丘の上にいた私は、緩やかな斜面をゆっくりと下っていき、遺跡の入り口へと辿り着いた。その入り口は、洞窟のようにぽっかりと穴が開いていた。
「イ……イシズ様……」
突如、遺跡の穴の中から声が聞こえた。
墓泥棒かと思って私は一瞬身構えたが、その声の主は自分のよく知っている人だった。
「リシド……?」
遺跡から出てきた姿は、リシドだったのだ。彼はよろよろと歩いていて、ひどく衰弱した様子だった。

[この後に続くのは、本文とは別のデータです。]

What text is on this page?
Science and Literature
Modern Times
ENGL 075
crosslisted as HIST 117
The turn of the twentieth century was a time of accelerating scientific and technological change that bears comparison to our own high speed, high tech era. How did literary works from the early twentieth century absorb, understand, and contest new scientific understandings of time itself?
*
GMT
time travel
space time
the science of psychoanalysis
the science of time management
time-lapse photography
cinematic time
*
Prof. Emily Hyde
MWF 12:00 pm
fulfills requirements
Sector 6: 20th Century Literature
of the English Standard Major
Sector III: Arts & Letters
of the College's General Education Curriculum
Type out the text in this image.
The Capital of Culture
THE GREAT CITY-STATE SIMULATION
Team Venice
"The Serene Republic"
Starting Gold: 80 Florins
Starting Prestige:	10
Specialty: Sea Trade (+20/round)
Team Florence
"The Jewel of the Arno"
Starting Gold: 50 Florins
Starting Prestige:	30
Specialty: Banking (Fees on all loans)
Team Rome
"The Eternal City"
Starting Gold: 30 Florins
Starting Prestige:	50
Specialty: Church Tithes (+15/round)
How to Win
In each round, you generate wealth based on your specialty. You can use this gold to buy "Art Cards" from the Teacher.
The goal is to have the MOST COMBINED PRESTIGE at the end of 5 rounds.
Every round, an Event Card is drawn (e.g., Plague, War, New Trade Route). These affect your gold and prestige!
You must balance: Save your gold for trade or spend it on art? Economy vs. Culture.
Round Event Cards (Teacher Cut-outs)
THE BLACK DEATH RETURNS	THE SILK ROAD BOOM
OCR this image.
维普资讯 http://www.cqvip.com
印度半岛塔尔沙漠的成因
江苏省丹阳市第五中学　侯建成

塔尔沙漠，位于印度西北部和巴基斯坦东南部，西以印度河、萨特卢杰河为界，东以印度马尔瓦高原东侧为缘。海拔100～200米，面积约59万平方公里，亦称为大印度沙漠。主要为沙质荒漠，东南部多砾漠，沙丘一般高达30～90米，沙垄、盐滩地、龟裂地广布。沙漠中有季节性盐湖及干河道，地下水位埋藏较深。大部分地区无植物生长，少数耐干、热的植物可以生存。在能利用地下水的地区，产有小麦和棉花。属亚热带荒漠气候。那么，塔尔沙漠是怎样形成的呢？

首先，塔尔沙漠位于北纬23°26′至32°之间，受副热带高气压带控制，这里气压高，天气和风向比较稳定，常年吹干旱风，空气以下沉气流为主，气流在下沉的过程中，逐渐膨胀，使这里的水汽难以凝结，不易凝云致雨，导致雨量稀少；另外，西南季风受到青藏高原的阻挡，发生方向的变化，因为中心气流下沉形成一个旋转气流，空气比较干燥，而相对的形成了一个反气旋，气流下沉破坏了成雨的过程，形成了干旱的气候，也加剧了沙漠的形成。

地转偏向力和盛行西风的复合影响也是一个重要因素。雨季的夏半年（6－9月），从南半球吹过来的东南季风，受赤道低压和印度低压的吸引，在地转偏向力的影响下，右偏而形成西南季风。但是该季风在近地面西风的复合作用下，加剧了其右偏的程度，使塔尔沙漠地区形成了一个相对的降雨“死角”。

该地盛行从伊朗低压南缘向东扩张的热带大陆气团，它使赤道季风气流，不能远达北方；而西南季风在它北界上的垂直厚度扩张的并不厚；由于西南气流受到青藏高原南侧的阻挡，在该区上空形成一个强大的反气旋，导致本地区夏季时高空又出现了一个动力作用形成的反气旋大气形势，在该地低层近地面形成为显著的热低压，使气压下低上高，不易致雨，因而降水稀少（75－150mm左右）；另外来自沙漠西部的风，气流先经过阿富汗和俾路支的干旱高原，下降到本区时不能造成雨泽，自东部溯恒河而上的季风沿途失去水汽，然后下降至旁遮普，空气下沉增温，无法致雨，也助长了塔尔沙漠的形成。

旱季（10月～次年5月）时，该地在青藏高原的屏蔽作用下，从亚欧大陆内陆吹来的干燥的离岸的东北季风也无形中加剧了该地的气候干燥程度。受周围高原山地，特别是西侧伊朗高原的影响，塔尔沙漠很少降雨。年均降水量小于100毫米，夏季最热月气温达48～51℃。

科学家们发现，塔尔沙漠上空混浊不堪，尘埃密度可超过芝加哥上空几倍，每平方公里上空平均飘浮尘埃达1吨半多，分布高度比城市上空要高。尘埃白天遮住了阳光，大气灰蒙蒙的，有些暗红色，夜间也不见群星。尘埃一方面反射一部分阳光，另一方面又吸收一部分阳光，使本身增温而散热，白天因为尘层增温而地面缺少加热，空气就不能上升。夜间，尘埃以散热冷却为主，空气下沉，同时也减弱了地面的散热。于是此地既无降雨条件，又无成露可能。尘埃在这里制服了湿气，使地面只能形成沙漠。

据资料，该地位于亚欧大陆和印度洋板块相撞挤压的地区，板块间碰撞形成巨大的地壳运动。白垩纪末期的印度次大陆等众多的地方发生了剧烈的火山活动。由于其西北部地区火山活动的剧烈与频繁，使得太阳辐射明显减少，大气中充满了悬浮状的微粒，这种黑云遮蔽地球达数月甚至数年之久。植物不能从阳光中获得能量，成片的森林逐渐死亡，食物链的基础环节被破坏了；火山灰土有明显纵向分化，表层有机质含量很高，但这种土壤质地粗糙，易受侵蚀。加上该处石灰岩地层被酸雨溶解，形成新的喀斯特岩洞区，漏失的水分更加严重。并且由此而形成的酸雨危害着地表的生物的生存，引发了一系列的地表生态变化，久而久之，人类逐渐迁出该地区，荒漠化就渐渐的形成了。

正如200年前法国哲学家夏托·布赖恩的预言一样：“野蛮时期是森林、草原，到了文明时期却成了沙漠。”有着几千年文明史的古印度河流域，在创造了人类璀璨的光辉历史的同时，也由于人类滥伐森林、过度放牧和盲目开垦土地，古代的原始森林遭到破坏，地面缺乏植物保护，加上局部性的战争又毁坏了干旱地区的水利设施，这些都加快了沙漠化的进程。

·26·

「イシズ様、すみません……。私の力ではマリク様を助けられませんでした……」
肩で息をしながら、リシドは言う。
「一体何があったのです?」
「私の元に『手紙』が来たのです。墓泥棒を名乗る者から……」
リシドは言った。リシドも私と同じく、墓泥棒の手によってこの遺跡に呼ばれたのだ。
「それで、遺跡の中であなたは何を……?」
私は先を促した。
「墓泥棒の指示通り、私はカードを集めていました。しかし、この遺跡は危険です! 情けない話ですが、私は、命からがら遺跡から逃げ出してきたのです……」
リシドはそう言って、ひざを着いた。
遺跡には危険がある……だから、あの墓泥棒は私達にカード集めをさせているのだ。
私達は、いわば身代わり、そう表現しても過言ではないだろう。
でも、危険と分かっていても、退くわけにはいかない。
「リシドはここで待っていなさい。私が行ってきます……」
私は言った。
「しかし、イシズ様……」
「マリクの命がかかっているのですよ?」
「……分かりました。それでは、遺跡に入る前にこれをお持ちください……」
リシドは、1枚のカードを私に手渡した。
「これは……?」
カードには首飾りの絵が書かれていた。
だが、その首飾りはただの首飾りではなかった。
その首飾りは、千年タウクだったからだ。
もちろん、これはカード。千年タウクが描かれているただのカードに過ぎない。
だが、私はこのカードに秘められた『力』を感じずにはいられなかった。
「そのカードは、私が遺跡の中で発見した唯一のカード。この遺跡に眠る7枚のカードのうちの1枚です」
リシドは言った。
このカードこそ、墓荒らしの求めているカードの1枚。
これを7枚集めれば、遺跡に眠る『あるもの』が手に入ると言う。
「そして、これもお持ちください」
リシドはカードの束を私に渡した。
これらは、M&Wのカード。デュエリスト達が決闘を行う時のデッキだった。
「遺跡の中では、戦いは避けられません……」
リシドはそう付け加えた。
人質、千年アイテム、戦い……。
これから遺跡の中で何が起こるのだろうか?
無事に帰還することができるのだろうか?
マリクを救出することができるのだろうか?
私は、戦慄した。
「十分にお気をつけください……」
私が遺跡に足を踏み入れた時、リシドはそう言った。